Data leak due to unprotected MongoDB database has become a common scenario in the cybersecurity world. Lately, researchers discovered a new unsecured MongoDB database exposing around 809 million records online. The database belonged to an email marketing firm Verifications.io.
An insight into the data leak - On February 25, 2019, security researchers Bob Diachenko and Vinny Troia discovered an unprotected publicly accessible MongoDB database containing 150GB of data. The database contained three folders with different records. While the first folder had over 790 million unique email addresses, the second folder contained 4,150,600 records that had both email addresses and users’ phone numbers. The third folder contained than 6 million business lead records.
“This database contained four separate collections of data and combined was an astounding 808,539,939 records. The largest part of it was named ‘mailEmailDatabase’ – and inside it contained three folders,” explained the researchers.
What type of information was exposed - The ‘Emailrecords’ folder contained users’ personally identifiable information such as their zip code, phone numbers, physical addresses, gender, email addresses, IP addresses and dates of birth.
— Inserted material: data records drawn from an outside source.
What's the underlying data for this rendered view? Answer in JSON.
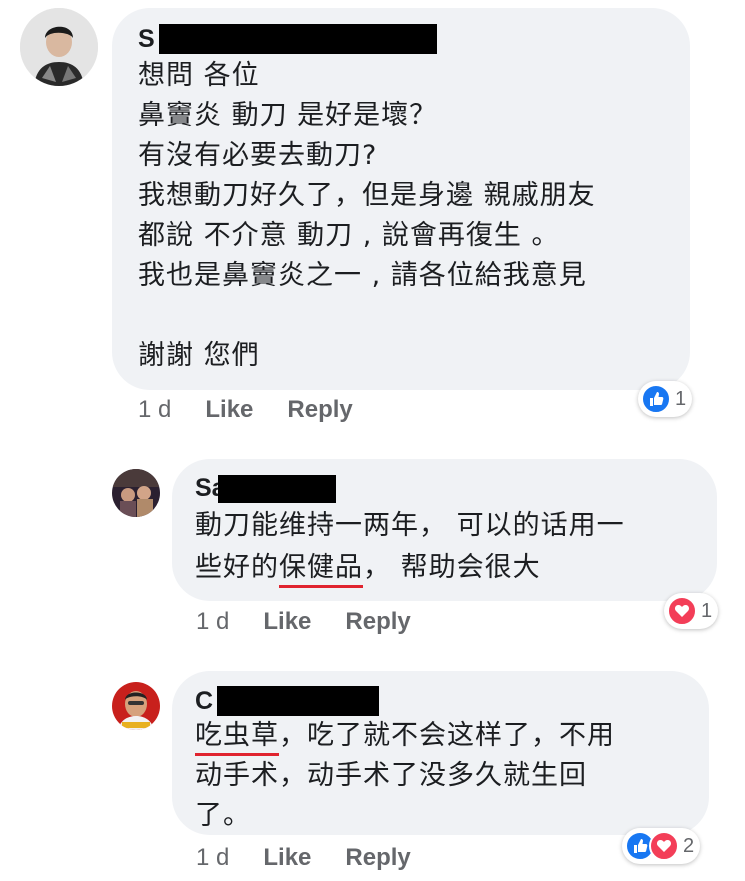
{
  "comments": [
    {
      "name_initial": "S",
      "lines": [
        "想問 各位",
        "鼻竇炎 動刀 是好是壞？",
        "有沒有必要去動刀?",
        "我想動刀好久了，但是身邊 親戚朋友",
        "都說 不介意 動刀 , 說會再復生 。",
        "我也是鼻竇炎之一 , 請各位給我意見",
        "",
        "謝謝 您們"
      ],
      "time": "1 d",
      "like_label": "Like",
      "reply_label": "Reply",
      "reaction_count": "1"
    },
    {
      "name_initial": "Sa",
      "line1": "動刀能维持一两年， 可以的话用一",
      "line2_pre": "些好的",
      "line2_highlight": "保健品",
      "line2_post": "， 帮助会很大",
      "time": "1 d",
      "like_label": "Like",
      "reply_label": "Reply",
      "reaction_count": "1"
    },
    {
      "name_initial": "C",
      "line1_highlight": "吃虫草",
      "line1_post": "，吃了就不会这样了，不用",
      "line2": "动手术，动手术了没多久就生回",
      "line3": "了。",
      "time": "1 d",
      "like_label": "Like",
      "reply_label": "Reply",
      "reaction_count": "2"
    }
  ],
  "colors": {
    "bubble": "#f0f2f5",
    "like_blue": "#1877f2",
    "love_red": "#f33e58",
    "underline_red": "#e0242f",
    "meta_gray": "#65676b"
  },
  "icons": [
    "like-reaction-icon",
    "love-reaction-icon"
  ]
}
“As part of the verification process I cross-checked a random selection of records with Troy Hunt’s HaveIBeenPwned database. Based on the results, I came to conclusion that this is not just another ‘Collection’ of previously leaked sources but a completely unique set of data. Although, not all records contained the detailed profile information about the email owner, a large amount of records were very detailed. We are still talking about millions of records,” researchers added.
Upon discovery, the firm was made aware of the incident. Proper security measures were taken to contain the breach. Verifications.io took its site offline in order to prevent further exposure of the data.